6.27.2009

go catch it

There are so many things to do. But I find myself day in and day out reading a book waiting for life to happen to me.

Realization; it's not coming.

I have to go find it.

So, I've decided to start looking. I'm eating new things, going new places, making friends with new people I could never have imagined socializing with. Maybe I've been stuck up most of my life...?

One thing I know for sure; I miss my old self. I do not want to revert to that but to become a better version of the good foundation I had.

I will no longer strive to survive. I will strive to live. See those footprints...? I've already come a little ways... :)

6.23.2009

coming down

Yesterday was a bad day.
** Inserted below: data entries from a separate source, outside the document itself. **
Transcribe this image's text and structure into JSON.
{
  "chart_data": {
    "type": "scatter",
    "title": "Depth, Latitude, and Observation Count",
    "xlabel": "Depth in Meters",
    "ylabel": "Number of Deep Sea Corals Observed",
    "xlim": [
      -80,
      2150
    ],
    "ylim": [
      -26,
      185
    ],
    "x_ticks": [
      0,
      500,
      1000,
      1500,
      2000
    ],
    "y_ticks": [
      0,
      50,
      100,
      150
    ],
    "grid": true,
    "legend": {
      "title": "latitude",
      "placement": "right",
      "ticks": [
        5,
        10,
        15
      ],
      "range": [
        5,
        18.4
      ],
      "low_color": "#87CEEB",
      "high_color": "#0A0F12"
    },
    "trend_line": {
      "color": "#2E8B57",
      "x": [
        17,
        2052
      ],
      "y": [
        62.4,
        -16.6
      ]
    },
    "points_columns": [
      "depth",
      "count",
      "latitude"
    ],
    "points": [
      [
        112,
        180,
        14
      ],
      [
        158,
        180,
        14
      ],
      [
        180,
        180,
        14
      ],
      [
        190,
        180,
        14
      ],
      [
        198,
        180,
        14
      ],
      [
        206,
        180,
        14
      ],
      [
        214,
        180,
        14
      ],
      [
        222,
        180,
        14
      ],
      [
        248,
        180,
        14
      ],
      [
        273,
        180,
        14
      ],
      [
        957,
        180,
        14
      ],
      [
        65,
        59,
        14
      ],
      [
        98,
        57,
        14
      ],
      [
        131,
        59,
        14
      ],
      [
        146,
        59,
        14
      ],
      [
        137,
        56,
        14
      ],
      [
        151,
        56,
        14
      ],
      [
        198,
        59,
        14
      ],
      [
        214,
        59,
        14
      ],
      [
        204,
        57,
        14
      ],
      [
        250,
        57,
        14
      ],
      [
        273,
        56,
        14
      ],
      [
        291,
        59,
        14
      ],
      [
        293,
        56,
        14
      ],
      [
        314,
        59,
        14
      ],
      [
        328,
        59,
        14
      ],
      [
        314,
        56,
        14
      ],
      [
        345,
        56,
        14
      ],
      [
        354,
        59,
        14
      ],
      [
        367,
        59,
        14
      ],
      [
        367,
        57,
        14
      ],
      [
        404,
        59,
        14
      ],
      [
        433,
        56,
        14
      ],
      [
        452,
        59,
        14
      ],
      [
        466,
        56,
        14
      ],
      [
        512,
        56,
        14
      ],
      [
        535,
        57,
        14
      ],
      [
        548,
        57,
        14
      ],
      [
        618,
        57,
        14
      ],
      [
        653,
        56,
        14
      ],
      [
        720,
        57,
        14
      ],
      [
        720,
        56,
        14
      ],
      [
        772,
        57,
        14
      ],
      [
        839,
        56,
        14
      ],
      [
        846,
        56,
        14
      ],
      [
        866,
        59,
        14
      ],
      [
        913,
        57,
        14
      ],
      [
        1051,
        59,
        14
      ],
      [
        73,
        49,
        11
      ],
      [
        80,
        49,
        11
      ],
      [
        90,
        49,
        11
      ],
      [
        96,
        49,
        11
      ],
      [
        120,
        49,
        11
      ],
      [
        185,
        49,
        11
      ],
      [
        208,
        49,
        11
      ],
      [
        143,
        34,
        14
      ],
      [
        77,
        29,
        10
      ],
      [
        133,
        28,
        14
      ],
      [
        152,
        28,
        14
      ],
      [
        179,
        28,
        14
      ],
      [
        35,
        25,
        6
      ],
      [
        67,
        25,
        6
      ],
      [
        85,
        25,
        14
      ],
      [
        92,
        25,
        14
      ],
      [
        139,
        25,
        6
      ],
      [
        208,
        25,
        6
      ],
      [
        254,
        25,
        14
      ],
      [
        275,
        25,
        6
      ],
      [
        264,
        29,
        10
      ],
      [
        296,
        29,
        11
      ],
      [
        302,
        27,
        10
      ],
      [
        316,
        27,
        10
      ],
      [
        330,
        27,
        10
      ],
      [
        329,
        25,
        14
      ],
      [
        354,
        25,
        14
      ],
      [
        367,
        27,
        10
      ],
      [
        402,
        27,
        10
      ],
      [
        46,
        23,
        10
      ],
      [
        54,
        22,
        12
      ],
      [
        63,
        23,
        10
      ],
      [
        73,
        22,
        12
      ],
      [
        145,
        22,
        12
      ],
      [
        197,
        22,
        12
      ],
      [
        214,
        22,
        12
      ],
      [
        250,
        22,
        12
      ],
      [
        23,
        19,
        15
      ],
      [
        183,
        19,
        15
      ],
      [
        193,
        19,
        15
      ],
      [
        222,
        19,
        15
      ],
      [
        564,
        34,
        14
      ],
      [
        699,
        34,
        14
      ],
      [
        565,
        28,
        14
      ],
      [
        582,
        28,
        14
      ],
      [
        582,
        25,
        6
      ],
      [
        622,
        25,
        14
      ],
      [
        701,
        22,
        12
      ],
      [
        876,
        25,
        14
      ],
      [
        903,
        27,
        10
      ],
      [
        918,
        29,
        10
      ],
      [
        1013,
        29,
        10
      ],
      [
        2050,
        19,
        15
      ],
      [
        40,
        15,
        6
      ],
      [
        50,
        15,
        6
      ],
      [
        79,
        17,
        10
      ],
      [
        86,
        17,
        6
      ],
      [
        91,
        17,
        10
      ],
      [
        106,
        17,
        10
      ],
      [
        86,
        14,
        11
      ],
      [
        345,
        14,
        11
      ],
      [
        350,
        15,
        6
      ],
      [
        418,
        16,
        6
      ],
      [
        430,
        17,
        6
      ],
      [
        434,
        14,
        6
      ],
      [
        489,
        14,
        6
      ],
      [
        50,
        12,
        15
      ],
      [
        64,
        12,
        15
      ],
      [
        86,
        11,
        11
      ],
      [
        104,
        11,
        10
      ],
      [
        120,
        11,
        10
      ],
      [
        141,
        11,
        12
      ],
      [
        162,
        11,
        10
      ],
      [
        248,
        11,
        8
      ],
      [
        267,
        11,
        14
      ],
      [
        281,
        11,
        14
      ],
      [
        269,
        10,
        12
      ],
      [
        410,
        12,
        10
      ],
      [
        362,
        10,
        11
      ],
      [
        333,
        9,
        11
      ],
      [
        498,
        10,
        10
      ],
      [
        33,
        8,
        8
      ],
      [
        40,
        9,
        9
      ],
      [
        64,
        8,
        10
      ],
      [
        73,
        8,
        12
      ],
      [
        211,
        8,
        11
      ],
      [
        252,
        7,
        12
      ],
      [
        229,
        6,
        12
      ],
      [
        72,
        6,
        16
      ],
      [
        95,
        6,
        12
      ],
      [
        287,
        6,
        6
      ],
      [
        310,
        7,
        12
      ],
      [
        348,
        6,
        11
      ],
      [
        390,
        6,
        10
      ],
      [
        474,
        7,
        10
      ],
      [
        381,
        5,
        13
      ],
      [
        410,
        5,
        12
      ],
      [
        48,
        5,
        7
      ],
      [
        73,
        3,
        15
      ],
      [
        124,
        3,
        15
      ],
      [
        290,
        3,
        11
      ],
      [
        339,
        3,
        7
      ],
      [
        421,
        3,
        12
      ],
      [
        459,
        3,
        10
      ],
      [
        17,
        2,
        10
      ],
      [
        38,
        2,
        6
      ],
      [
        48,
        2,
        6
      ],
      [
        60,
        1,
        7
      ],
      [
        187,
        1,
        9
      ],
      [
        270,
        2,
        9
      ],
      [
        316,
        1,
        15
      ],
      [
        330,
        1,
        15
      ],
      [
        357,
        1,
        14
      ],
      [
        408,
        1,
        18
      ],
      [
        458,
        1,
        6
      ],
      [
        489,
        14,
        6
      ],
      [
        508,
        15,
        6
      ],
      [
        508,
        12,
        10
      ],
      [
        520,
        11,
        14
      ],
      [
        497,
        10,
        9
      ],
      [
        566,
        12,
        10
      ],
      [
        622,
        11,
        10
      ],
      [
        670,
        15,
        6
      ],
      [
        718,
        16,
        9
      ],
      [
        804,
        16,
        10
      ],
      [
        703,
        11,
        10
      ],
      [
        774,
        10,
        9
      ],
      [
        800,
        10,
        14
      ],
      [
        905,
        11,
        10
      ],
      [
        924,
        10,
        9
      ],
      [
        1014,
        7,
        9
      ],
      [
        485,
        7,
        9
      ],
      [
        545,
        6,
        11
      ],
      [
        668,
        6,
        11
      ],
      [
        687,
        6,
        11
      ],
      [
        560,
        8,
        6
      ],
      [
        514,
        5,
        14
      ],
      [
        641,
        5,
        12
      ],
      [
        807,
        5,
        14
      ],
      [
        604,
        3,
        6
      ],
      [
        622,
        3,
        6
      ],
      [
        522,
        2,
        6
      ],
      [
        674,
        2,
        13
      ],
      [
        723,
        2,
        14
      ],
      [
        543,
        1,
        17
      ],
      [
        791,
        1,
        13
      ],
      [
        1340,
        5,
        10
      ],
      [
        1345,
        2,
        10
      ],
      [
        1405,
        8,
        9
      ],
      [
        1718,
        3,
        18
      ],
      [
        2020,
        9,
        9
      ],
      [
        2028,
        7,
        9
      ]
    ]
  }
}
You can talk up everything in your life but sometimes you have to stop sugar coating things and just call them what they are; Sucky.

I kind of hate my life right now... but that doesn't mean it won't get better... eventually.

6.15.2009

drunk

It makes me sad when people come in to IHOP drunk with a group of their tipsy friends... but at least they are having a good time together. What brings out my deepest saddness is when I see one lone drunk person come in. They sit at a big table or booth all alone eating their eggs with glazed eyes. I look and wonder why they are alone and if their aloneness is why they are drunk...?

Everyone does things for a reason.

6.10.2009

circular

When summer hits I have this instinct to start preparing for camp and CIY... but then I realize that I am old now and I will never get to have those experiences again, even if I keep working with youth ministry. But as an adult, living on my own I'm having a ton of other experiences I've never had before... life is a continuous event... there is always something going on. :)

6.05.2009

carver and a gyros

What to write... what to write?

Darlings, I am writing to you from the Parisian cafe in my mind... or better yet from the inspiring interiors of lovely little Andre's Bistro where my magnificent boyfriend took me for lunch... Ah gyros; delightful.

Missouri in the summer brings to mind mild versions of hell but if you wear a sundress and stand in the shade its not totally unbearable. But I do hate summer.

Life has been fast in a lazy and slow kind of way. My job doesn't give me enough hours so I've set my sights on becoming a barista at Starbucks. It's been fun to "keep house" thus far, we even had a poker night last night.

I bought cute saucers today with bright sunflowers on them for 29 cents! Mmm... Thrift stores!

Well, its time to sign off as I am just rambling. It feels good to get some words written out and sent into the void even if no one specifically reads them... :)

6.01.2009

frustration

I am very frustrated that I cannot keep up this blog any more due to a lack of internet access... I will be back though... one day.